2018-B-Lc 15, 1-3,11-32-samedi 2e semaine carême : histoire d'une hospitalité mutuelle
Année B : Samedi de la 2e semaine du carême (litbc02s.18)
Luc 15, 1-3-11-32 : histoire d’une hospitalité mutuelle
Quelle est cette vérité profonde à extraire de cette très belle histoire racontée par Jésus? Je risque une réponse: Jésus parle d'une double hospitalité, celle du Père qui, dans un mouvement généreux, s’élance vers son fils, et celle du fils qui, rentré en lui-même, ce qui signifie après longue réflexion, a pris la décision de se lever, de s’en remettre, comme un étranger, à l’hospitalité de son Père. Les deux ignorent comment ils s’accueilleront mutuellement.

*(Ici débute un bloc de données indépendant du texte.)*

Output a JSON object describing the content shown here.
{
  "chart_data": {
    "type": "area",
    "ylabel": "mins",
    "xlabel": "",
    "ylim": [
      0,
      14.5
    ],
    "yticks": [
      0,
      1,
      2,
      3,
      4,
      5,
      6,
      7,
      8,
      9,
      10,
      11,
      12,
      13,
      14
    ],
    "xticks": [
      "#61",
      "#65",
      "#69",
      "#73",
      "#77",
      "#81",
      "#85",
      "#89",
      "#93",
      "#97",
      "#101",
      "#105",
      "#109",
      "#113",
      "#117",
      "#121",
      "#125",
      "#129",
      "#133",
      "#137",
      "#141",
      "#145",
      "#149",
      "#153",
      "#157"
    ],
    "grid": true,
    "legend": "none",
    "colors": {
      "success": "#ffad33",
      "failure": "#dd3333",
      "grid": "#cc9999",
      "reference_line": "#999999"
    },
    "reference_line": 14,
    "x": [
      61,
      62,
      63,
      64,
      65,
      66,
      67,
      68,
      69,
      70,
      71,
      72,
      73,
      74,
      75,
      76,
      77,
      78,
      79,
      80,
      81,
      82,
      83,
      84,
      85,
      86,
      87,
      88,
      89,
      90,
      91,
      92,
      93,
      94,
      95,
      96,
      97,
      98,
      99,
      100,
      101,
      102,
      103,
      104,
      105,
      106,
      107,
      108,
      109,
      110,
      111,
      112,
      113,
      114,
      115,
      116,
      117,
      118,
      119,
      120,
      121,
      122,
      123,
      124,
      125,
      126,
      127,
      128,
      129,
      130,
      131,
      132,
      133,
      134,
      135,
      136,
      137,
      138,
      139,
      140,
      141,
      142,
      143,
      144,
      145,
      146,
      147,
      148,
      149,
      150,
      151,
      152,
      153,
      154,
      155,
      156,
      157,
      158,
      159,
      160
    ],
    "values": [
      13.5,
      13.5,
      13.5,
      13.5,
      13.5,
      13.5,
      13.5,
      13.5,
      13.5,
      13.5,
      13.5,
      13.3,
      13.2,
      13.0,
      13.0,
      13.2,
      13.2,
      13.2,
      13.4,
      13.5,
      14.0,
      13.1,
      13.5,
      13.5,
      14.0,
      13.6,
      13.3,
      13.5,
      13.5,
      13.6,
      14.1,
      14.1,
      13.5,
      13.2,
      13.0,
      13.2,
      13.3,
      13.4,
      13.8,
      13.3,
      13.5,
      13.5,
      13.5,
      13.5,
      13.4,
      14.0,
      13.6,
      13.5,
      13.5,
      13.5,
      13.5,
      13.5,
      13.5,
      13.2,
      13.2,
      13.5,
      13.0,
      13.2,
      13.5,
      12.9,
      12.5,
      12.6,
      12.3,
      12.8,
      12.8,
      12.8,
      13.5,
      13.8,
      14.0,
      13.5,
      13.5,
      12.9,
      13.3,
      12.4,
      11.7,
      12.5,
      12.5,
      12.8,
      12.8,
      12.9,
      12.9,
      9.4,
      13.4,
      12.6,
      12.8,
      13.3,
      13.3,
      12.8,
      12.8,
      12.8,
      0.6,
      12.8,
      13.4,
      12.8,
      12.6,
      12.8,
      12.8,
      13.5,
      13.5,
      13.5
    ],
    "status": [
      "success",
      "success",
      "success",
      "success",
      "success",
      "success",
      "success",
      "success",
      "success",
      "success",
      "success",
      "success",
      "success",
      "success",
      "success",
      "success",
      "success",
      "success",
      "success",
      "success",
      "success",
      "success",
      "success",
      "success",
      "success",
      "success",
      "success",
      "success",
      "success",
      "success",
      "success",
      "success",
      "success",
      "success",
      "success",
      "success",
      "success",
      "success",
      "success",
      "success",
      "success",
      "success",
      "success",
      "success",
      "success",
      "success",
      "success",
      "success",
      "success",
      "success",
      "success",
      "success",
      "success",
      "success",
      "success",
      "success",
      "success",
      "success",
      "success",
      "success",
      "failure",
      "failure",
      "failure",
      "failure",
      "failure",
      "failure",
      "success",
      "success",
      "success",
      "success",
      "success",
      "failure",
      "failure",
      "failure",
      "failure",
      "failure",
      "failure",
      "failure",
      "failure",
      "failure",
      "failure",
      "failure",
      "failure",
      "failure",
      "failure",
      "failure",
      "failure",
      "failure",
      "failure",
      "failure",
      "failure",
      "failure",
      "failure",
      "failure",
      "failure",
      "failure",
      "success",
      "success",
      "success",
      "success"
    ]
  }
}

L’hospitalité donnée est ce geste de justice d’accueillir le sans-abri (dont on parle beaucoup de nos jours), fût-il son propre fils. L’hospitalité reçue est le fondement de toute vie ensemble. Autant le père que le fils ont besoin de se retrouver, de se tenir mutuellement dans les bras après une longue séparation. C’est un besoin très humain.
Ce matin, mon regard se porte sur l’hospitalité reçue. Le Père découvre la joie d’être l’hôte de son fils, d’être accueilli par son fils. Le fils ainé éprouve la joie d’être l’hôte de son père, de cesser d’être un étranger cherchant une terre d’accueil. Son frère, demeuré à la maison, n’a pas éprouvé cette hospitalité mutuelle. Le père n’a pas connu cette même hospitalité chaleureuse auprès de son fils cadet.
Nous l’exprimons et le percevons rarement sous cet angle, le Père fait ici l’humble expérience de demander l’hospitalité à son fils. Son geste d’accourir vers lui est une demande que le livre du lévitique exprime dans des mots bouleversants : tu aimeras l’étranger comme toi-même (Lv 19, 34). Le Père demande à son fils de l’aimer comme il est, de l’accueillir, de ne pas le rejeter. Émouvant ce geste ! Quelle humilité ! Quel abaissement ! Quel agenouillement !
Par le geste de descendre et d’aller vers son fils, ce père refuse d’être arrogant. Il refuse d’être hautain. Le père expérimente qu’il est démuni devant l’attitude de son fils, mais qu’il a aussi besoin de sa présence pour vivre heureux. Il quitte sa résidence pour s’avancer sur une terre étrangère. Dans ce geste d’accourir vers son fils étranger, même si celui-ci vivait sur une terre lointaine et d’une manière si différente de la sienne, le Père fait l’expérience de dépendre de l’accueil de son fils. D’avoir besoin de lui. Cette dépendance sera toujours risquée. Il ignore comment il sera accueilli: avec hésitation ou avec les bras ouverts ?
Allons plus loin dans notre contemplation. La démarche du Père de sortir vers son fils n’est pas une fugue de lui-même. De ce qu’il est. Il habitait tellement avec lui-même (saint Bernard) qu’il expérimentait cette pesante douleur de vivre isolé de son fils, en fugue de la maison paternelle. La vie sans son fils était infernale. Il court s’exposer à son fils, se mettre à genoux pour lui dévoiler son cœur de père. Ce geste exclut toute réprobation. C’est un geste-confession de l’amour entre un père et un fils, même s'ils sont un peu étrangers l’un à l’autre.
Ce geste risqué n’est-il pas cette vérité profonde que Jésus veut nous faire comprendre ? Toute vie se déroule sur ce besoin de dépendre l’un de l’autre. Dieu a besoin de nous, de connaître la joie d’une sorte d’interdépendance, peu importe nos conneries. Posons-nous ces questions. Sommes-nous aussi hospitaliers, accueillants que le père, capables de ne manifester aucune attitude hautaine dans notre empressement à offrir notre hospitalité à l’étranger qui peut vivre très près de nous ? Quelle est la maturité de notre interdépendance ?
À votre contemplation: le Père, ce Père d’en haut, ne regarde pas la manière de nous tenir devant lui; qu’elle soit minable comme l'attitude du publicain ou plus que parfaite comme le comportement du pharisien. Le Père ne tient pas compte de notre décorum ou de ma manière de prier en sa présence; c’est le signe qu’il est Père. La vie nous apprend que quelqu’un est grand lorsqu’il a moins besoin de décorum. A contrario, le décorum habite la tête de ceux qui se donnent de l’importance. Faut-il en conclure que nos attitudes de priant sont les reflets de notre inaptitude à nous présenter devant Dieu sans maquillage ? Cette parabole a au moins l’avantage de nous donner une leçon d’humilité, car celui qui descend vers nous, vient sans faste, en toute humilité et nous demande humblement de l’accueillir. AMEN.